Je constate que vous argumentez à un niveau purement général et théorique, sans illustrer votre démonstration par le moindre exemple et en mélangeant allègrement toutes les situations de guerre, comme si celle que crée Hitler ne comportait pas des spécificités multiples.

Ce qui rend crédible cette forme d'intoxication, c'est précisément la tactique nazie consistant, depuis 1930 au bas mot, à présenter le mouvement comme miné par de graves dissensions -une tactique appliquée, et relativement efficace, jusqu'à l'extrême fin du régime nazi. L'homme du camp adverse qui veut le moins entendre parler de ces dissensions est Winston Churchill, et ce n'est pas là sa moindre contribution au résultat final.

Je ne dis donc nullement que l'action de Canaris s'inscrit dans un schéma classique. Il apparaît en 1938, notamment aux Anglais, comme le parrain des menées d'Oster et de quelques autres mais il ne s'agit alors nullement de trahison puisqu'on est en paix et que les mutins -dont fait partie jusqu'à la mi-août le chef d'état-major en personne, le général Beck !- veulent précisément éviter une guerre qui ne pourrait tourner qu'au désastre.

Changement complet de décor en 1940 : on est en guerre, l'action d'Oster apparaît comme une trahison (certes mâtinée de pensées à la fois démocratiques, pro-occidentales et anticommunistes, en ces temps de pacte g-s) et Canaris ne se montre plus.

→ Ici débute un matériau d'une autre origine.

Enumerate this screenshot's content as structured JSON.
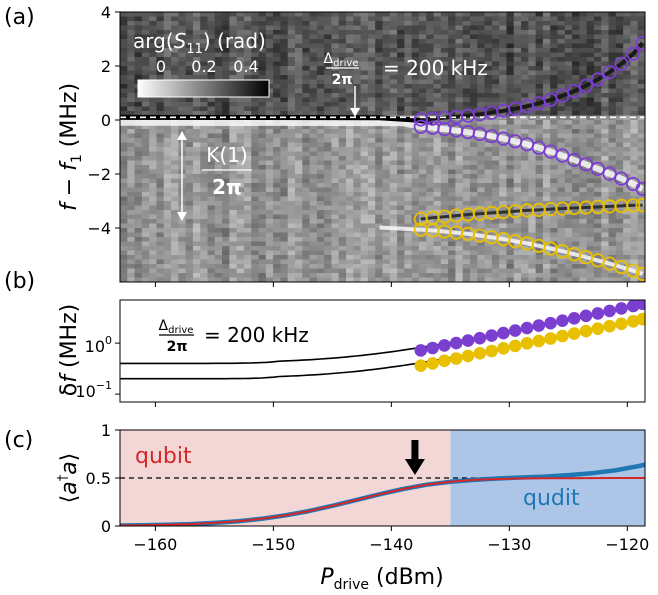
{
  "chart_data": [
    {
      "panel": "(a)",
      "type": "heatmap",
      "xlim": [
        -163,
        -118.5
      ],
      "ylim": [
        -6,
        4
      ],
      "yticks": [
        4,
        2,
        0,
        -2,
        -4
      ],
      "ylabel_parts": [
        "f",
        " − ",
        "f",
        "1",
        " (MHz)"
      ],
      "colorbar": {
        "label_parts": [
          "arg(",
          "S",
          "11",
          ") (rad)"
        ],
        "ticks": [
          "0",
          "0.2",
          "0.4"
        ],
        "range": [
          0,
          0.5
        ]
      },
      "annotations": {
        "drive_frac_num": "Δ",
        "drive_frac_num_sub": "drive",
        "drive_frac_den": "2π",
        "drive_value": "= 200 kHz",
        "kerr_num": "K(1)",
        "kerr_den": "2π"
      },
      "dashed_line_y": 0.1,
      "series": [
        {
          "color": "#7b3fd0",
          "x": [
            -137.5,
            -136.5,
            -135.5,
            -134.5,
            -133.5,
            -132.5,
            -131.5,
            -130.5,
            -129.5,
            -128.5,
            -127.5,
            -126.5,
            -125.5,
            -124.5,
            -123.5,
            -122.5,
            -121.5,
            -120.5,
            -119.5,
            -118.7
          ],
          "y": [
            0.02,
            0.05,
            0.08,
            0.12,
            0.16,
            0.21,
            0.27,
            0.34,
            0.42,
            0.51,
            0.62,
            0.75,
            0.9,
            1.07,
            1.27,
            1.5,
            1.77,
            2.08,
            2.45,
            2.85
          ]
        },
        {
          "color": "#7b3fd0",
          "x": [
            -137.5,
            -136.5,
            -135.5,
            -134.5,
            -133.5,
            -132.5,
            -131.5,
            -130.5,
            -129.5,
            -128.5,
            -127.5,
            -126.5,
            -125.5,
            -124.5,
            -123.5,
            -122.5,
            -121.5,
            -120.5,
            -119.5,
            -118.7
          ],
          "y": [
            -0.25,
            -0.29,
            -0.34,
            -0.39,
            -0.45,
            -0.52,
            -0.6,
            -0.69,
            -0.79,
            -0.9,
            -1.03,
            -1.17,
            -1.32,
            -1.48,
            -1.64,
            -1.81,
            -1.99,
            -2.17,
            -2.37,
            -2.55
          ]
        },
        {
          "color": "#e8c000",
          "x": [
            -137.5,
            -136.5,
            -135.5,
            -134.5,
            -133.5,
            -132.5,
            -131.5,
            -130.5,
            -129.5,
            -128.5,
            -127.5,
            -126.5,
            -125.5,
            -124.5,
            -123.5,
            -122.5,
            -121.5,
            -120.5,
            -119.5,
            -118.7
          ],
          "y": [
            -3.67,
            -3.62,
            -3.58,
            -3.54,
            -3.5,
            -3.47,
            -3.44,
            -3.41,
            -3.38,
            -3.35,
            -3.33,
            -3.3,
            -3.28,
            -3.26,
            -3.24,
            -3.22,
            -3.2,
            -3.18,
            -3.16,
            -3.15
          ]
        },
        {
          "color": "#e8c000",
          "x": [
            -137.5,
            -136.5,
            -135.5,
            -134.5,
            -133.5,
            -132.5,
            -131.5,
            -130.5,
            -129.5,
            -128.5,
            -127.5,
            -126.5,
            -125.5,
            -124.5,
            -123.5,
            -122.5,
            -121.5,
            -120.5,
            -119.5,
            -118.7
          ],
          "y": [
            -4.06,
            -4.09,
            -4.13,
            -4.17,
            -4.22,
            -4.28,
            -4.34,
            -4.41,
            -4.49,
            -4.57,
            -4.66,
            -4.76,
            -4.86,
            -4.97,
            -5.08,
            -5.2,
            -5.32,
            -5.45,
            -5.58,
            -5.7
          ]
        }
      ]
    },
    {
      "panel": "(b)",
      "type": "scatter",
      "yscale": "log",
      "xlim": [
        -163,
        -118.5
      ],
      "ylim": [
        0.07,
        7
      ],
      "ylabel_parts": [
        "δ",
        "f",
        " (MHz)"
      ],
      "annotation": {
        "frac_num": "Δ",
        "frac_num_sub": "drive",
        "frac_den": "2π",
        "value": "= 200 kHz"
      },
      "series": [
        {
          "color": "#7b3fd0",
          "x": [
            -137.5,
            -136.5,
            -135.5,
            -134.5,
            -133.5,
            -132.5,
            -131.5,
            -130.5,
            -129.5,
            -128.5,
            -127.5,
            -126.5,
            -125.5,
            -124.5,
            -123.5,
            -122.5,
            -121.5,
            -120.5,
            -119.5,
            -118.7
          ],
          "y": [
            0.72,
            0.8,
            0.9,
            1.0,
            1.12,
            1.25,
            1.4,
            1.57,
            1.76,
            1.97,
            2.2,
            2.46,
            2.75,
            3.07,
            3.43,
            3.83,
            4.28,
            4.78,
            5.34,
            5.9
          ]
        },
        {
          "color": "#e8c000",
          "x": [
            -137.5,
            -136.5,
            -135.5,
            -134.5,
            -133.5,
            -132.5,
            -131.5,
            -130.5,
            -129.5,
            -128.5,
            -127.5,
            -126.5,
            -125.5,
            -124.5,
            -123.5,
            -122.5,
            -121.5,
            -120.5,
            -119.5,
            -118.7
          ],
          "y": [
            0.36,
            0.4,
            0.45,
            0.5,
            0.56,
            0.63,
            0.7,
            0.79,
            0.88,
            0.99,
            1.1,
            1.23,
            1.38,
            1.54,
            1.72,
            1.92,
            2.14,
            2.39,
            2.67,
            2.95
          ]
        }
      ]
    },
    {
      "panel": "(c)",
      "type": "line",
      "xlim": [
        -163,
        -118.5
      ],
      "ylim": [
        0,
        1
      ],
      "xticks": [
        -160,
        -150,
        -140,
        -130,
        -120
      ],
      "yticks": [
        "0",
        "0.5",
        "1"
      ],
      "xlabel_parts": [
        "P",
        "drive",
        " (dBm)"
      ],
      "ylabel_parts": [
        "⟨",
        "a",
        "†",
        "a",
        "⟩"
      ],
      "region_split_x": -135,
      "regions": [
        {
          "label": "qubit",
          "color": "#d62728"
        },
        {
          "label": "qudit",
          "color": "#1f77b4"
        }
      ],
      "arrow_x": -138,
      "hline_y": 0.5,
      "x": [
        -163,
        -161,
        -159,
        -157,
        -155,
        -153,
        -151,
        -149,
        -147,
        -145,
        -143,
        -141,
        -139,
        -137,
        -135,
        -133,
        -131,
        -129,
        -127,
        -125,
        -123,
        -121,
        -119,
        -118.5
      ],
      "series": [
        {
          "name": "qudit",
          "color": "#1f77b4",
          "y": [
            0.005,
            0.008,
            0.012,
            0.02,
            0.032,
            0.05,
            0.075,
            0.11,
            0.155,
            0.21,
            0.27,
            0.33,
            0.385,
            0.43,
            0.46,
            0.48,
            0.495,
            0.505,
            0.515,
            0.53,
            0.55,
            0.58,
            0.625,
            0.64
          ]
        },
        {
          "name": "qubit",
          "color": "#d62728",
          "y": [
            0.005,
            0.008,
            0.012,
            0.02,
            0.032,
            0.05,
            0.075,
            0.11,
            0.155,
            0.21,
            0.27,
            0.33,
            0.385,
            0.43,
            0.46,
            0.48,
            0.49,
            0.495,
            0.497,
            0.498,
            0.499,
            0.5,
            0.5,
            0.5
          ]
        }
      ]
    }
  ]
}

J'ajouterai un second indice de la manipulation du premier par le second à partir du journal de Hassell (donné dans mon livre, p. 350, n. 7

Un bon exemple en est donné par Ulrich von Hassel dans l’entrée du 10 août
de son journal. Il vient de voir le colonel Oster de l’Abwehr, un habitué des fuites
en direction de l’Occident, qui lui a détaillé ainsi les buts de guerre du Reich, sans
que ni Oster ni Hassell ne se méfient (« Sur nos conditions de paix, voilà ce qu’il
sait ») : « Alsace-Lorraine,
Briey, Malmédy, etc., des ports norvégiens sur l’Atlantique,
nos colonies, le Congo belge, des ports atlantiques marocains (et le reste du Maroc à
l’Espagne). Conditions italiennes : Nice, Corse, Tunis, Alger, Djibouti, Somalie britannique,
pont routier Abyssinie-Libye
; neutralisation du détroit de Gibraltar ; alliance
avec l’Egypte. » Autant de bruits propres à faire accroire que le Reich est en train
de mener, pour employer son vocabulaire, une « lutte à mort » contre l’Angleterre.


Tout indique qu'Oster est en confiance avec Canaris : il a donc tout intérêt à lui parler de cette fuite en direction de Hassell. Ce qui fournit à l'amiral une belle occasion d'influencer ses confidences, dans le sens de l'intoxication hitlérienne sur de grands appétits de Hitler envers les possessions britanniques... en cas de maintien de Churchill au pouvoir.